This is a command-line application that uses a tabular dataset for a national retail chain to find the nearest store to a specified address or zip. The dataset is included in the repo (store-locations.csv).
CLI options supported. (Specification conforms to http://docopt.org/)
Find Store
find_store will locate the nearest store (as the vrow flies) from
store-locations.csv, print the matching store address, as well as
the distance to that store.
Usage:
find_store --address="<address>"
find_store --address="<address>" [--units=(mi|km)] [--output=text|json]
find_store --zip=<zip>
find_store --zip=<zip> [--units=(mi|km)] [--output=text|json]
Options:
--zip=<zip> Find nearest store to this zip code.

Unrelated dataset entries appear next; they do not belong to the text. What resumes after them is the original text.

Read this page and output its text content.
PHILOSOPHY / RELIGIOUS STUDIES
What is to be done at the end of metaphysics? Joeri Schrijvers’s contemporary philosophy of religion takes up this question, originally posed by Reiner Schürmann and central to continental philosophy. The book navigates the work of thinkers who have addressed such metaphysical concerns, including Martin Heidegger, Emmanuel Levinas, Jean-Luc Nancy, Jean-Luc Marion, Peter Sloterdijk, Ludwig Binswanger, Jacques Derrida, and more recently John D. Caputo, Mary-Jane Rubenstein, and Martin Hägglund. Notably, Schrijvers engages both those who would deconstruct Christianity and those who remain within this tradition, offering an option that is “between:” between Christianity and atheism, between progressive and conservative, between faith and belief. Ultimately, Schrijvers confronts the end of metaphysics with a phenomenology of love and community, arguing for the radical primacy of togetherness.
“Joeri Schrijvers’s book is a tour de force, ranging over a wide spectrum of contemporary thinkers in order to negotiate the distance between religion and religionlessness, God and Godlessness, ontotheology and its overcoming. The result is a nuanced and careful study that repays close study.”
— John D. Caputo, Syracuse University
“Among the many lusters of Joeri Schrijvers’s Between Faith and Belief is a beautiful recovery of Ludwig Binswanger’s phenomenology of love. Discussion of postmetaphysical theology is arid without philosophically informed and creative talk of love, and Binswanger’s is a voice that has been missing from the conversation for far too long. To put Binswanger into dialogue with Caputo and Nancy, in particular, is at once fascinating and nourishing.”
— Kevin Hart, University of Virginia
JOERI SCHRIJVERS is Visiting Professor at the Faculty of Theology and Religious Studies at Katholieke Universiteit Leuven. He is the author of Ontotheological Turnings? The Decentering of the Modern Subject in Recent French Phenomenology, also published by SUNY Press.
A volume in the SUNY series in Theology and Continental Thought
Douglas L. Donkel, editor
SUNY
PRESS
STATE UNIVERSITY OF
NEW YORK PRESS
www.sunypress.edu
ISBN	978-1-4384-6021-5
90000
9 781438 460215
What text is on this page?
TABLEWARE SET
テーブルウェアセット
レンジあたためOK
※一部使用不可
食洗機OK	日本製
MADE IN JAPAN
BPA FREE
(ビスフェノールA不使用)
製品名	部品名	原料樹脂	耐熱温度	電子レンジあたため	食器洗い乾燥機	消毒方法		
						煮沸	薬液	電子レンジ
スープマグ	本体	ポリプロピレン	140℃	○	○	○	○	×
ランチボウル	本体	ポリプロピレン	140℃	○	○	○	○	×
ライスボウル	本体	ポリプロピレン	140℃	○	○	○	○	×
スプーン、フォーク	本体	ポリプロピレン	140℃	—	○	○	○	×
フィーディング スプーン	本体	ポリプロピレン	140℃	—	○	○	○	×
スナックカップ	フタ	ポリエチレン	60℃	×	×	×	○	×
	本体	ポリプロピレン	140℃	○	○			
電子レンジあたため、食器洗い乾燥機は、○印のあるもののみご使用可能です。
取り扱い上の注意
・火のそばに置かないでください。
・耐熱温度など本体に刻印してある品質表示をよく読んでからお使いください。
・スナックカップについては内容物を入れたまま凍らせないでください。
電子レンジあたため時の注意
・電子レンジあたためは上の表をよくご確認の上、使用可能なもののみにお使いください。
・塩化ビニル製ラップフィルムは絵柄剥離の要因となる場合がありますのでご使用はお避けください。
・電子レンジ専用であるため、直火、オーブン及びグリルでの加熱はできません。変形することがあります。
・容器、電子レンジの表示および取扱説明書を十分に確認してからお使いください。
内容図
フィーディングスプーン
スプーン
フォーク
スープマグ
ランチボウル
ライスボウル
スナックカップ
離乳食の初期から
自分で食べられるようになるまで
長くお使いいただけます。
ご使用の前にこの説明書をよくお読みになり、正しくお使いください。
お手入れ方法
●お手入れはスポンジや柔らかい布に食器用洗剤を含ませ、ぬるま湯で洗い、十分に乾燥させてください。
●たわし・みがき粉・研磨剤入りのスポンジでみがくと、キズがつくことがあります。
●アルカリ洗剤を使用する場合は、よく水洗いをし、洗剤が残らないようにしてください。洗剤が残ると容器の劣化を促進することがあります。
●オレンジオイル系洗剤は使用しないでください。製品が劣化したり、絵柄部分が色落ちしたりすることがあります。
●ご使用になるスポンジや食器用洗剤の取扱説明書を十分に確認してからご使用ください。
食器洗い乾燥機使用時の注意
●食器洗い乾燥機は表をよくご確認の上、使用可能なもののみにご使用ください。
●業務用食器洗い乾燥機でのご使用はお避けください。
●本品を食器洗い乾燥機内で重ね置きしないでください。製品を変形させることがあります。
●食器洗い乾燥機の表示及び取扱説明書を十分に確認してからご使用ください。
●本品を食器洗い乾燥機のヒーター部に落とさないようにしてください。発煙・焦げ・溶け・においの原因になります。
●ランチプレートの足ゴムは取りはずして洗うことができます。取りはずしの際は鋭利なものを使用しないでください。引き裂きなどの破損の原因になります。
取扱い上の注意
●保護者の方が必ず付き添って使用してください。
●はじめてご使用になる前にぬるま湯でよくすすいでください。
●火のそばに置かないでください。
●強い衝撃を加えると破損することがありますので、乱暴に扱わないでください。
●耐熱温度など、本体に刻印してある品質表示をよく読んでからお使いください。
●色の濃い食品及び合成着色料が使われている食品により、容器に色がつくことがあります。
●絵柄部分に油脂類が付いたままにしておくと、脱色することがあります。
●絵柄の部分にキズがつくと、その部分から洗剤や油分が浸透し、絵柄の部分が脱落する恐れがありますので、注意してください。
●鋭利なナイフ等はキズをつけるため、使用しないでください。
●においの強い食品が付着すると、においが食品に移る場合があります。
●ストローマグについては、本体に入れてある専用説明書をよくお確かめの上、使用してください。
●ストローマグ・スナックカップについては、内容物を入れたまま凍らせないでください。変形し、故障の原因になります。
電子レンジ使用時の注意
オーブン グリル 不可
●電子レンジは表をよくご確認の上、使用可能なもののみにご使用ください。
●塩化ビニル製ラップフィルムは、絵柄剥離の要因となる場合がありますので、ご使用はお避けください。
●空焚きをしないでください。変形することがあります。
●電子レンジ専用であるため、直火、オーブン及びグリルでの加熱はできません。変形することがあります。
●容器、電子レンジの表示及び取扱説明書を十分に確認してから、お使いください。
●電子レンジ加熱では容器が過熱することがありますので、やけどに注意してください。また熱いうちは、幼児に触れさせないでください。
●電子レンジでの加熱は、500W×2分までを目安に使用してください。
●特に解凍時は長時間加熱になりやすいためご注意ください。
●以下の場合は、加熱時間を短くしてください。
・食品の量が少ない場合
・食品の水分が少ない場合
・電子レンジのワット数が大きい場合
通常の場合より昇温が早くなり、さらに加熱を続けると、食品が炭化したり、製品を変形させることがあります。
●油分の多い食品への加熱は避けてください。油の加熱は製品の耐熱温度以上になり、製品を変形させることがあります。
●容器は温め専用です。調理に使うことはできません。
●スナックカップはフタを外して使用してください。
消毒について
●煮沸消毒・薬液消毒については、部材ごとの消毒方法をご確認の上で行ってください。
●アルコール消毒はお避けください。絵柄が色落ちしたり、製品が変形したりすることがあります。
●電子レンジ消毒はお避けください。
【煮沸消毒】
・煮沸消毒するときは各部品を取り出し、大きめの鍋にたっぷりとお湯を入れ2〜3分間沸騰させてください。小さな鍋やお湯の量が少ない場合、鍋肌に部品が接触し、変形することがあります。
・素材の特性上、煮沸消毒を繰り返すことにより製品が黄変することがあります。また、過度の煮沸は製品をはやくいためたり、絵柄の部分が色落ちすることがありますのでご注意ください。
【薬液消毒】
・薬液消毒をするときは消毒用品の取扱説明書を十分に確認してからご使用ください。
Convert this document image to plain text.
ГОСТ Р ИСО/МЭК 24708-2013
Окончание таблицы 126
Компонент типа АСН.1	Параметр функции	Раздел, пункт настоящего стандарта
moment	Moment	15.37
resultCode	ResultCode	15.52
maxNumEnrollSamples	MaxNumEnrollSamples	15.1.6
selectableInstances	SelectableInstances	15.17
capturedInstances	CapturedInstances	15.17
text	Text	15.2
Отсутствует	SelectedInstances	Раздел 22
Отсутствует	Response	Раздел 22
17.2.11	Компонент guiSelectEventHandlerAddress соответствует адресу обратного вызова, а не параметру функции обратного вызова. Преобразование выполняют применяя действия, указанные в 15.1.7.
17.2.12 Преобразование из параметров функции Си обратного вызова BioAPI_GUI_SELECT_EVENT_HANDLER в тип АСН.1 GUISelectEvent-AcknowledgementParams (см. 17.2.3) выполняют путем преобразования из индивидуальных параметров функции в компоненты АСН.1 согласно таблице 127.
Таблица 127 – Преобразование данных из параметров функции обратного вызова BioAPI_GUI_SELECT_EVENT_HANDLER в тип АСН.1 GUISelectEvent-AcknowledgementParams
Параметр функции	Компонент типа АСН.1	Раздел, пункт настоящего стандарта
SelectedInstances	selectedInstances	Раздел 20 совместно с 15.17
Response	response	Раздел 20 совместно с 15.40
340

If there are multiple best-matches, return the first.
--address Find nearest store to this address. If there are multiple best-matches, return the first.
--units=(mi|km) Display units in miles or kilometers [default: mi]
--output=(text|json) Output in human-readable text, or in JSON (e.g. machine-readable) [default: text]
Example
find_store --address="1770 Union St, San Francisco, CA 94123"
find_store --zip=94115 --units=km
The application loads the dataset for the stores into a pandas dataframe and calculates the haversine distance to the address or zip specified in the commandline. The dataframe is then queried based on distance to find the nearest store. The distance can be in miles or kilometer based on the option. The output format can also be specified in the CLI option.